Geen vogelgriep bij onderzochte dode Knobbelzwanen

Het Dutch Wildlife Health Centre (DWHC) onderzocht vorig jaar elf dode Knobbelzwanen om de doodsoorzaak te achterhalen. De onderzochte vogels bleken om verschillende redenen te zijn gestorven, maar hadden één ding gemeen: geen van allen had vogelgriep.

In 2015 was de Knobbelzwaan (Cygnus olor) bij DWHC het zogenaamde ‘speerpuntdier’. Het hoofddoel was om meer inzicht te krijgen in een ziektebeeld dat in voorgaande jaren bij een aantal onderzochte knobbelzwanen was waargenomen. In dit ziektebeeld werden ontstekingen gevonden, maar kon de veroorzakende ziekteverwekker niet worden aangetoond.

Een tweede doel was het testen op vogelgriep (aviaire influenza), omdat de Knobbelzwaan een belangrijke vogelsoort is in het kader van de vogelgriepmonitoring. Het streven was om veertig Knobbelzwanen, verspreid over het jaar en verspreid over Nederland, binnen te krijgen voor onderzoek.

Geschiktheid voor onderzoek

In 2015 zijn elf knobbelzwanen bij DWHC binnengekomen, een lager aantal dan beoogd. In de praktijk bleek dat aangemelde zwanen regelmatig ongeschikt waren voor onderzoek. Soms was het kadaver reeds (deels) vergaan. Ook kwam het voor dat het dier er aan de buitenkant nog goed (vers dood) uitzag, maar dat het onduidelijk was of het dier niet toch al een paar dagen dood was. De grootte van het dier maakte het bovendien voor de vinder/melder lastig vaak lastig om het dier uit het veld mee te nemen en transport-klaar te maken voor het ophalen door de koerier.

Doodsoorzaken

De elf onderzochte knobbelzwanen kwamen uit Zuid-Holland (4), Noord-Holland (4), Utrecht (2) en Flevoland (1).
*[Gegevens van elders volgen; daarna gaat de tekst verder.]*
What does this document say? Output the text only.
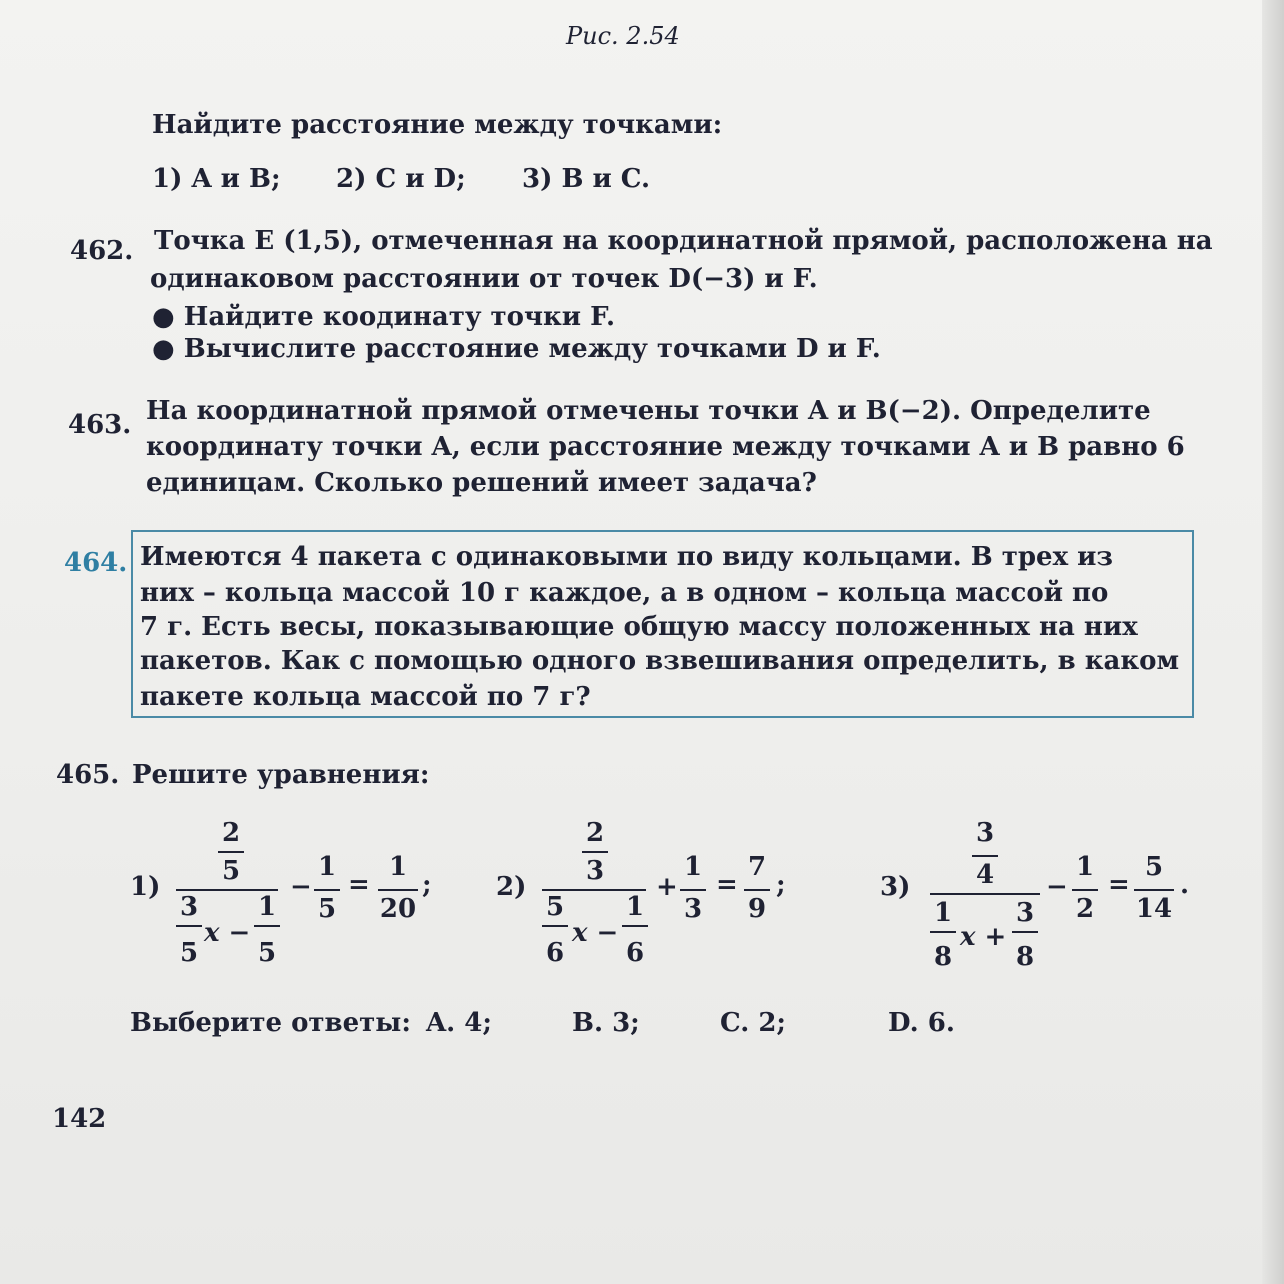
Рис. 2.54
Найдите расстояние между точками:
1) A и B; 2) C и D; 3) B и C.
462. Точка E (1,5), отмеченная на координатной прямой, расположена на
одинаковом расстоянии от точек D(−3) и F.
● Найдите коодинату точки F.
● Вычислите расстояние между точками D и F.
463. На координатной прямой отмечены точки A и B(−2). Определите
координату точки A, если расстояние между точками A и B равно 6
единицам. Сколько решений имеет задача?
464. Имеются 4 пакета с одинаковыми по виду кольцами. В трех из
них – кольца массой 10 г каждое, а в одном – кольца массой по
7 г. Есть весы, показывающие общую массу положенных на них
пакетов. Как с помощью одного взвешивания определить, в каком
пакете кольца массой по 7 г?
465. Решите уравнения:
1)
2
5
3
5
x −
1
5
−
1
5
=
1
20
; 2)
2
3
5
6
x −
1
6
+
1
3
=
7
9
;	3)
3
4
1
8
x +
3
8
−
1
2
=
5
14
.
Выберите ответы: A. 4;	B. 3;	C. 2;	D. 6.
142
Onderstaande tabel geeft een overzicht van de onderzoeksresultaten.

Van de elf knobbelzwanen bleken er drie te zijn doodgegaan door lichamelijk letsel (trauma). Bij twee van deze dieren werden ook (geringe) ontstekingen gevonden. Bij zes knobbelzwanen kon worden vastgesteld dat ze waren verhongerd (uitgemergeld), maar kon de oorzaak hiervoor niet worden gevonden, mede omdat organen al aan het ontbinden waren en goed onderzoek hierdoor niet meer mogelijk was.

Vogelgriep

Knobbelzwanen zijn zeer gevoelig voor het hoogpathogene (dodelijke) H5N1 vogelgriepvirus. Daarom kunnen knobbelzwanen goed als ‘verklikker’ dienen bij het onderzoek naar vogelgriep (aviaire influenza). De knobbelzwaan is dan ook één van de diersoorten die in het kader van vogelgriepmonitoring, volgens EU-regelgeving, worden getest. Materiaal van de vogels is bij het Central Veterinary Institute getest op vogelgriep. Alle uitslagen van de vogels van het hier samengevatte ‘speerpuntonderzoek’, waren negatief. Dit houdt in dat bij de 11 onderzochte knobbelzwanen geen hoogpathogeen H5N1 vogelgriepvirus werd aangetoond. Ook waren er geen aanwijzingen dat de zwanen met een ander type vogelgriepvirus besmet waren.

Dode vogels melden

De vraag welke ziekteverwekker verantwoordelijk is voor het beeld van de (eerder) gevonden ontstekingen, kon op basis van het speerpuntonderzoek (nog) niet worden beantwoord. Daarom vraagt het DWHC om dode knobbelzwanen te blijven melden. Dit is ook belangrijk voor de vogelgriepmonitoring. Voor deze monitoring heeft de EU een lijst opgesteld met ‘doelsoorten’. De in Nederland voorkomende doelsoorten (algemeen en/of sporadisch voorkomend) staan afgebeeld op de flyer ‘Doelsoorten van aviaire influenza surveillance’.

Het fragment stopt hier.